Making sure that your sleep environment is pleasant. Your mattress and pillows should be comfortable. The bedroom should be cool for optimal sleep (16-20°C). The bright light from lamps, smartphones and television screens can make it difficult to fall asleep, so turn those lights off or adjust them when possible. Use the blue filter mode on your smartphone and other devices that reduces the inhibition of melatonin from light. Consider using blackout curtains, eyeshades, earplugs, white noise machines and other devices that can make the bedroom more relaxing.

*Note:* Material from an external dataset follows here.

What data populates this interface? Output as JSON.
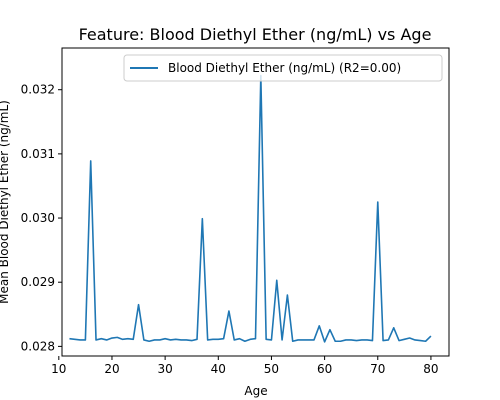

And if you have pain, nocturia, restless legs, sleep apnoea, etc. get these adequately managed via your HCP.

Please let us know what strategies work for you to improve your sleep. An important role of this blog is to share best practice and alternative practices as well. We like it when our patients hack their own physiology to come up with solutions that work.

Don’t forget our treatment aim is to maximise your brain health and part of this philosophy is the holistic management of MS including sleep.

Yaffe et al. Sleep Duration and White Matter Quality in Middle-Aged Adults. Sleep. 2016 Sep 1;39(9):1743-7.

STUDY OBJECTIVES: Sleep duration has been associated with risk of dementia and stroke, but few studies have investigated the relationship between sleep duration and brain MRI measures, particularly in middle age.

METHODS: In a prospective cohort of 613 black and white adults (mean age = 45.4 years) enrolled in the Coronary Artery Risk Development in Young Adults (CARDIA) study, participants reported typical sleep duration, dichotomized into moderate sleep duration (> 6 to ≤ 8 h) and short sleep duration (≤ 6 h) at baseline (2005-2006). Five years later, we obtained brain MRI markers of white matter including fractional anisotropy, mean diffusivity, and white matter hyperintensities.

RESULTS: Compared to moderate sleepers, short sleepers had an elevated ratio of white matter hyperintensities to normal tissue in the parietal region (OR = 2.31, 95% CI: 1.47, 3.61) adjusted for age, race/sex, education, hypertension, stroke/TIA, depression, smoking status, and physical activity. White matter diffusivity was also higher, approximately a 0.2 standard deviation difference, in frontal, parietal, and temporal white matter regions, among those reporting shorter sleep duration in (P < 0.05 for all).

CONCLUSIONS: Short sleep duration was associated with worse markers of white matter integrity in midlife. These mid-life differences in white matter may underlie the link between poor sleep and risk of dementia and stroke.